Absurd, absurdem, ale usterek być nie powinno: 

 

niestety tylkosmaku mlecznym…

 

Następnie jeden z kolesi wyciąga ze skrytki dysk twardy, pozostali podchodzą do niego i obydwoje uważnie go oglądają. – jeśli było ich dwóch, to obaj, ale piszesz jeden plus pozostali, czyli kilku, czyli powinno być wszyscy lub w ogólne nic. 

 

Okazało się, że znaleźliśmy film z lądowaniu UFO na terenie  sortowni śmieci. – z lądowania albo o lądowaniu

 

A wracając do absurdu, który wbrew pozorom nie jest łatwym poletkiem. Nawet on musi mieć ręce i nogi. Ocha ma rację, że musi być przemyślany. Tu tego przemyślenia nie ma. Ja odpadam.  

 

Pisanie to latanie we śnie - N.G.

Niestety bardzo, ale to bardzo nie przekonało. W dodatku autorka, mimo iż tekst krótki, nie poprawiła jeszcze usterek i chyba miała rację z tym czytaniem, stało się jednak.

F.S

Hmmm. Chyba mogę tylko się podpisać pod komentarzem Ochy. 

Trafna rekomendacja :-)

Czasami jednak dobrze zaufać ludziom. ;-)

Babska logika rządzi!

Bohater sortował śmieci i czytał jednocześnie, w co się je przetwarza. Szacun.

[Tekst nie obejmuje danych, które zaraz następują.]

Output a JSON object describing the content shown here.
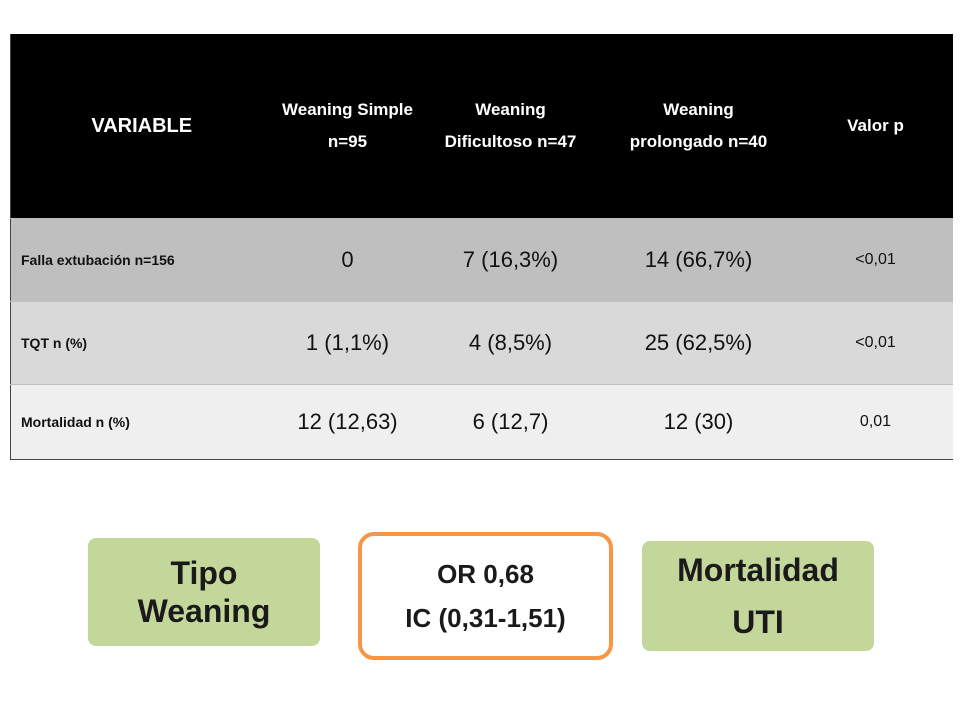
{
  "table": {
    "headers": {
      "variable": "VARIABLE",
      "simple_1": "Weaning Simple",
      "simple_2": "n=95",
      "dificultoso_1": "Weaning",
      "dificultoso_2": "Dificultoso n=47",
      "prolongado_1": "Weaning",
      "prolongado_2": "prolongado n=40",
      "p": "Valor p"
    },
    "rows": [
      {
        "label": "Falla extubación n=156",
        "simple": "0",
        "dificultoso": "7 (16,3%)",
        "prolongado": "14 (66,7%)",
        "p": "<0,01"
      },
      {
        "label": "TQT  n (%)",
        "simple": "1 (1,1%)",
        "dificultoso": "4 (8,5%)",
        "prolongado": "25 (62,5%)",
        "p": "<0,01"
      },
      {
        "label": "Mortalidad  n (%)",
        "simple": "12 (12,63)",
        "dificultoso": "6 (12,7)",
        "prolongado": "12 (30)",
        "p": "0,01"
      }
    ]
  },
  "boxes": {
    "tipo_1": "Tipo",
    "tipo_2": "Weaning",
    "or": "OR 0,68",
    "ic": "IC (0,31-1,51)",
    "mort_1": "Mortalidad",
    "mort_2": "UTI"
  },
  "colors": {
    "header_bg": "#000000",
    "row1_bg": "#bfbfbf",
    "row2_bg": "#d9d9d9",
    "row3_bg": "#efefef",
    "green_box": "#c4d79b",
    "orange_border": "#f79646"
  }
}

Szorcik sili się na bycie zabawnym, ale brakuje mu polotu. Taka dużo słabsza wersja Thraina, do tego bez kupy…

Brak kupy uważam za zaletę. :-)

Babska logika rządzi!

Gdyby ten absurd miał jakiś sens, ;) ale autorka żadnej wskazówki czytelnikom nie zostawiła.